The Court of Appeal favoured the contractual approach advocated by Western and concluded that the nature and extent of an insurer's obligation to pay defence costs is not a question of fairness. Rather, it is a question to be resolved by reference to the wording of the insurance policy. If, by the terms of the policy, the insurer has contracted to cover all defence costs relating to a claim, no matter of fairness arises if that defence also benefits an uncovered claim—the insurer's costs do not increase because they also assist the insured in the defence of an uncovered claim. The only question that should concern the Court is what the terms of the policy dictate.
Nothing in the language of Guardian's policy qualified its defence obligation or suggested that its defence obligation did not apply to a mixed claim. Without that language, costs reasonably associated with the covered claim were payable even if they also assisted with defending an uncovered claim.

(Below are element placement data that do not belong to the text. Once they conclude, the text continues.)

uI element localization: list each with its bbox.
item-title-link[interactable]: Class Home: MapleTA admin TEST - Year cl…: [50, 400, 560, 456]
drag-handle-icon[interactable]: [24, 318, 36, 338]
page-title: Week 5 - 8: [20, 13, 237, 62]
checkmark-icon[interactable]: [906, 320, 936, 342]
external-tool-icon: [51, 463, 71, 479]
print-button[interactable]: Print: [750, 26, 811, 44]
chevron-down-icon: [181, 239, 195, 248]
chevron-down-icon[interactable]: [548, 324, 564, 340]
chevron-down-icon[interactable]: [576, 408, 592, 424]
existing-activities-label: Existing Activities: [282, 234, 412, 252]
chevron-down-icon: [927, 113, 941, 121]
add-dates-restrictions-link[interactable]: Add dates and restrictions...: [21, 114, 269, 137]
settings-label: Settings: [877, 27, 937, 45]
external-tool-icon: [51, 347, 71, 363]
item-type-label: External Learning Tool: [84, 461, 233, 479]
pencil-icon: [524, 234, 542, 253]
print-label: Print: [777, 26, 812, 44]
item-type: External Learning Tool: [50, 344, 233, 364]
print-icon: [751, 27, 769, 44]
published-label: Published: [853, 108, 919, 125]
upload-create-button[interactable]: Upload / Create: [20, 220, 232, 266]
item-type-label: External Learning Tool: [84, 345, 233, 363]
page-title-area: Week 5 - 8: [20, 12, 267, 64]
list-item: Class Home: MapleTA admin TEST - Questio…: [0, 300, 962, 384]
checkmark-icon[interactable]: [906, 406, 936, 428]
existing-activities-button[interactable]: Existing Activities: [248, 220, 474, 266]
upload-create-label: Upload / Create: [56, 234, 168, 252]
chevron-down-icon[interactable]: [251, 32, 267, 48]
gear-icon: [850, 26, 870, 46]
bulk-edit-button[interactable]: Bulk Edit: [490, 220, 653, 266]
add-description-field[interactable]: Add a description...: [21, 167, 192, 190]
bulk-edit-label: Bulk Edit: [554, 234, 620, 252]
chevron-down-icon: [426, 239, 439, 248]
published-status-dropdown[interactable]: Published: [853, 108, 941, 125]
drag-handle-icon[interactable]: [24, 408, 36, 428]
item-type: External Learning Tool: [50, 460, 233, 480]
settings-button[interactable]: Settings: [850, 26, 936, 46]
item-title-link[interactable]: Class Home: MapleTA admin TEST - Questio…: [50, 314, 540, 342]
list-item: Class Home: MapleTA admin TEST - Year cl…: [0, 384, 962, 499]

The Appeal Court’s decision did provide some comfort to insurers. Its reliance on the contractual approach led it to reject other authority that disallowed allocation (perhaps as a penalty) where the defence of a claim was improperly declined. The Court could find no justification for holding an insurer responsible for paying the entirety of the defence costs simply because it breached its contract. An insurer's liability for defence costs remains a function of the policy wording: that is, the insured will only be restored to the position it would have been in had the defence been afforded in the first instance. The Court suggested that the burden of proving the defence costs recoverable should be the insured’s, not the insurer’s, responsibility. That is consistent with the general rule that the person claiming the damages bears the burden to prove them.